I’m interested in another narrative, where girls have sex and parents and boyfriends disappoint them, and life goes on. In those ways, this story engages with some of my most favorite and recurring motifs: separation, abandonment, and how the (often sexual) body fields these losses. I can’t usually pull fancy French theorists out of the air, but I just started A Lover’s Discourse the other day, and in it Roland Barthes writes, “The love story…is the tribute the lover must pay to the world in order to be reconciled with it.” This is so wonderful because it acknowledges the raw-edged back seam to every love story, which is a loss that makes a reconciliation necessary, even if that loss is simply the loss of the self to love. I recognized in this quote something about what I’m often working toward in my own writing—an exploration of the emotional risk of all kinds of love.


Notes on Reading

I’m probably only slightly exaggerating when I say, like so many writers, reading is my primary experience of the world. It’s a strange thing to realize, at a young age, when you’re stuck in a sidewalkless subdivision in the middle of a cornfield and everyone in your house is yelling all the time, that books are so much better than real life, but that’s how it goes. We become writers because it’s how we know how to live and be involved in the world we’ve chosen for ourselves.

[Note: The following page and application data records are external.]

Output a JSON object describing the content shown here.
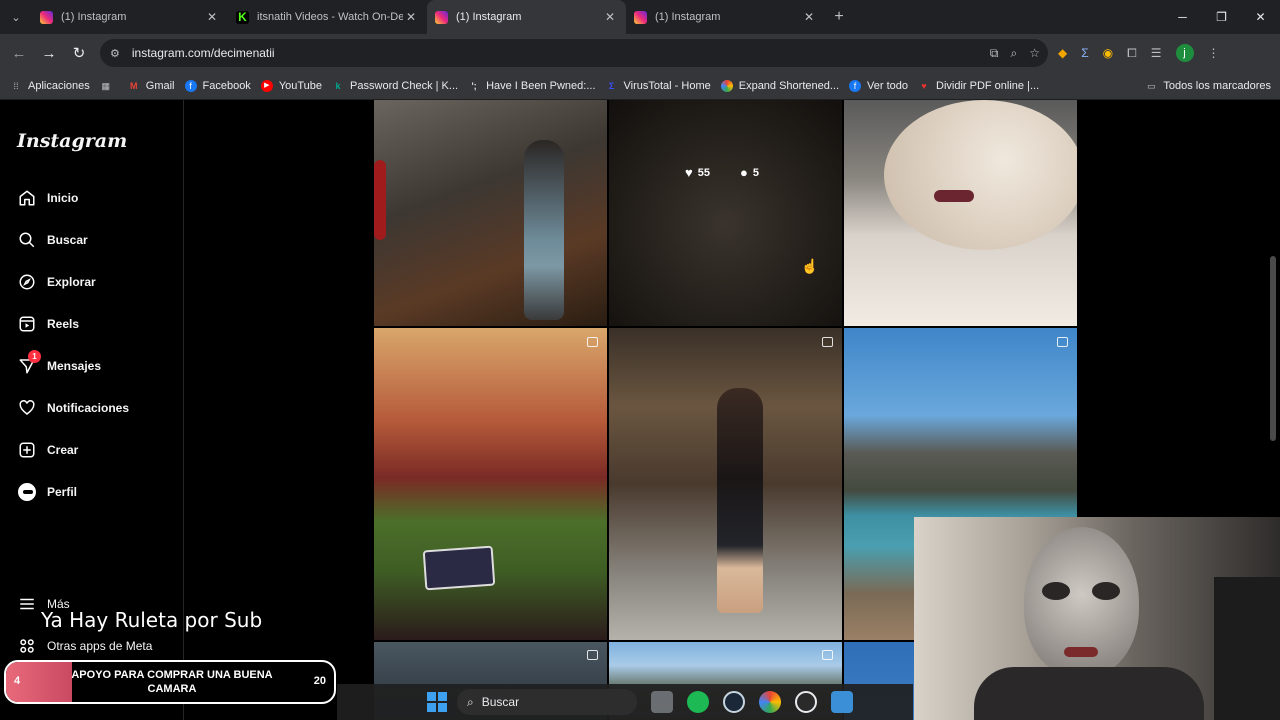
{
  "browser": {
    "tabs": [
      {
        "title": "(1) Instagram",
        "favicon": "instagram-icon",
        "active": false
      },
      {
        "title": "itsnatih Videos - Watch On-Dem",
        "favicon": "kick-icon",
        "active": false
      },
      {
        "title": "(1) Instagram",
        "favicon": "instagram-icon",
        "active": true
      },
      {
        "title": "(1) Instagram",
        "favicon": "instagram-icon",
        "active": false
      }
    ],
    "url": "instagram.com/decimenatii",
    "profile_initial": "j",
    "bookmarks": [
      {
        "label": "Aplicaciones",
        "icon": "apps-grid-icon"
      },
      {
        "label": "",
        "icon": "grid-icon"
      },
      {
        "label": "Gmail",
        "icon": "gmail-icon"
      },
      {
        "label": "Facebook",
        "icon": "facebook-icon"
      },
      {
        "label": "YouTube",
        "icon": "youtube-icon"
      },
      {
        "label": "Password Check | K...",
        "icon": "kaspersky-icon"
      },
      {
        "label": "Have I Been Pwned:...",
        "icon": "haveibeenpwned-icon"
      },
      {
        "label": "VirusTotal - Home",
        "icon": "virustotal-icon"
      },
      {
        "label": "Expand Shortened...",
        "icon": "expand-icon"
      },
      {
        "label": "Ver todo",
        "icon": "facebook-icon"
      },
      {
        "label": "Dividir PDF online |...",
        "icon": "pdf-icon"
      }
    ],
    "all_bookmarks": "Todos los marcadores"
  },
  "instagram": {
    "logo": "Instagram",
    "nav": [
      {
        "label": "Inicio",
        "icon": "home-icon"
      },
      {
        "label": "Buscar",
        "icon": "search-icon"
      },
      {
        "label": "Explorar",
        "icon": "compass-icon"
      },
      {
        "label": "Reels",
        "icon": "reels-icon"
      },
      {
        "label": "Mensajes",
        "icon": "messenger-icon",
        "badge": "1"
      },
      {
        "label": "Notificaciones",
        "icon": "heart-icon"
      },
      {
        "label": "Crear",
        "icon": "plus-square-icon"
      },
      {
        "label": "Perfil",
        "icon": "profile-icon"
      }
    ],
    "more": {
      "label": "Más",
      "icon": "menu-icon"
    },
    "meta_apps": {
      "label": "Otras apps de Meta",
      "icon": "meta-apps-icon"
    },
    "hover_stats": {
      "likes": "55",
      "comments": "5"
    }
  },
  "overlay": {
    "subtitle": "Ya Hay Ruleta por Sub",
    "goal": {
      "title": "APOYO PARA COMPRAR UNA BUENA CAMARA",
      "current": "4",
      "target": "20",
      "progress": 0.2
    }
  },
  "taskbar": {
    "search_placeholder": "Buscar"
  }
}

For me, without reading there isn’t any writing. Everything I read is all potentially influential and disruptive but I really like that—I like feeling like my own voice and style are constantly shimmering in response to what I’m reading that day or month or year. I read 124 books for my PhD exams a couple of years ago, and as I read, I felt pulled in all these different directions—one day I was reading Middlemarch and the next day it was the Ethiopian Story. I’d read Blood and Guts in High School in the morning and Pamela at night. It was really wonderful for all this stuff to be jammed into my brain together without regard for genre, taste, school, or period, and it really opened my eyes to how utterly strange fiction is. I mean, it’s self-aware and it folds time and space, and makes a little world for you which you may visit and leave at will. It’s witchcraft.

All that reading has allowed me to find inspiration in some unexpected places. One of the things I loved about Jane Eyre when I read it during my exam year was how Jane had to wander through so many different genres—Gothic, conversion tale, fairy tale, ghost story, hagiography, etc.—in this heroic, Odyssean way in order to get back to her home and her proper love story with Rochester. Inspired by that plot, I’m mixing genres in my own novel-in-progress. In it, different characters are trapped in different genres of their own making (for one character it’s an unpromising romance, for another character, it’s a murder mystery without a murder) and the conflicts in the novel arise from these generic clashes and failures. Right now, I’m reading A Lover’s Discourse by Roland Barthes, which is helping me rethink and reclaim my own work as love stories. I’m actively trying to read more poetry these days, too, because it’s also magic and I think it sharpens my word and sound brain. I just re-read my friend Tim O’Keefe’s beautiful book The Goodbye Town to help with the sharpening and to spend time with him even though he lives 800 miles away. Recently, I’ve found We the Animals by Justin Torres to be a stunning reminder of the new and different things stories and novels can do.


About Susan McCarty

photo: Salisbury University

Susan McCarty’s stories and essays have appeared in The Iowa Review, the Utne Reader, The Collagist, Conjunctions, Indiana Review, Willow Springs, and other journals. Once upon a time, she was an assistant editor at Penguin and Avalon Books. More recently, she’s been an administrative fellow for FC2, an artist-in-residence at VCCA and a Steffensen-Cannon scholar. She has an MFA from Vermont College and a PhD from the University of Utah. She teaches creative writing at Salisbury University.